Napoleon bertindak terhadap M. Kece untuk membongkar saluran yang tersumbat itu. Orang seperti M. Kece memang bisa membahayakan persatuan dan kesatuan serta perpecahan umat beragama.

Napoleon Bonaparte pasti merasakan pengalaman traumatis itu karena dia mantan densus. Pasti punya data-data lengkap.

Dia membuat surat terbuka tentu dengan pertimbangan dan proyeksi masa depan. Itulah saya katakan, sesungguhnya harusnya Napoleon diberi reward. Bukan kita maki-maki. Diberikan reward penghargaan memberikan kanalisasi untuk menyalurkan hal-hal seperti itu.

Kalau tidak, kita tidak bisa membayangkan ledakannya. Perumpaman balon yang bisa meledak, tapi kalau dilubangin sedikit membuat ada ventilasi. Itu konteksnya mengapa saya bilang, seharusnya kita memberikan penghargaan kepada Napoleon Bonaparte yang mampu menampung kemarahan umat baik di dalan maupun di luar," panjang lebar Yani memaparkan.

Syahganda menimpali. Napoleon memang selalu bilang pemimpin itu harus berani menanggung risiko. Dalam soal M Kece demi menciptakan ventilasi Napoleon memikul risikonya sendiri. Napoleon ini orang luar biasa.

Saya ulangi. Saya baru ketemu orang seperti dia yang leadership-nya tinggi dan pinter sekali. Bahasa inggrisnya fasih seperti orang inggris. Kelebihan Napoleon yang lain, dia family man, demokrasi dengan anak, anaknya sekolah di Amerika di NewYork. Jangan lagi bilang dia radikal Islam, dia bukan radikal Islam.Kita tidak boleh berstigma bahwa dia itu jadi terpengaruh Habib Rizieq atau tidak. Dia manusia inspiring.
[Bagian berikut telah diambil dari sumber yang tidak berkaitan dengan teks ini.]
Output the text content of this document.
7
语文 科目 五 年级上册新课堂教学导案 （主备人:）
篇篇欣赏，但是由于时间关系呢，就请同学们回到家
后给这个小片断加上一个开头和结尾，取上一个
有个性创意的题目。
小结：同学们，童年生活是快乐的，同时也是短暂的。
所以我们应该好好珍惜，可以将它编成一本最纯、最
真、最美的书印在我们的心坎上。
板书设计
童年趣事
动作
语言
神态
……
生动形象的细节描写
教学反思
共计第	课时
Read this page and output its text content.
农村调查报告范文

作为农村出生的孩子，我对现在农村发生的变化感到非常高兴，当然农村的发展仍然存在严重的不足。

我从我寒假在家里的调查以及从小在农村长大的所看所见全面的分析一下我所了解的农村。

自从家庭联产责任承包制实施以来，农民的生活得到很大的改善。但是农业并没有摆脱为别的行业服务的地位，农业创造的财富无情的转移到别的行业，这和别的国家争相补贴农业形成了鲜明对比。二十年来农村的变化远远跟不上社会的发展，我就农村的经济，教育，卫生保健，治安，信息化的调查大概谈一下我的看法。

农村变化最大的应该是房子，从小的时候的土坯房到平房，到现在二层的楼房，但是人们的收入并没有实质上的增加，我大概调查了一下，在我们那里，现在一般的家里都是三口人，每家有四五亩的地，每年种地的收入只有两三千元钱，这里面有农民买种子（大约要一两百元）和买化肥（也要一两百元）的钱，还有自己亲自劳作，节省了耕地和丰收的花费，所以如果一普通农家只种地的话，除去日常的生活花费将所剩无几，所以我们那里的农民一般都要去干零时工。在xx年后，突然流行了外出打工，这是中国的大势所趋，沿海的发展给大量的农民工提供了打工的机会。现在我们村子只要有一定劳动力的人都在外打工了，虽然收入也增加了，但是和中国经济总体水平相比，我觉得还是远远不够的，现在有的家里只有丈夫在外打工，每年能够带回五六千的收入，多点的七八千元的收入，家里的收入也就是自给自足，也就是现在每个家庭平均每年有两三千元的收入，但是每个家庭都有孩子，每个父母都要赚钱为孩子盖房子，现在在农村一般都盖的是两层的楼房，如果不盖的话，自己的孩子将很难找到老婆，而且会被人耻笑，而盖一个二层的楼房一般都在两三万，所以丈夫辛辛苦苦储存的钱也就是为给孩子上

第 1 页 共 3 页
Kenapa kamu namanya Napoleon? Saya pernah tanya begitu. Jawabnya: Karena bapak saya pengagum jendral Napoleon Bonaparte, jendral yang paling berpengaruih sepanjang sejarah dunia yang menjadi emperor Perancis.

Bapaknya menitip pesan kepadanya supaya berlaku seperti Napoleon Bonaparte Itulah yang membuatnya tersandera oleh nama besar Napoleon. Dia juga bercita-cita seumur hidup pengin seperti Napoleon Bonaparte.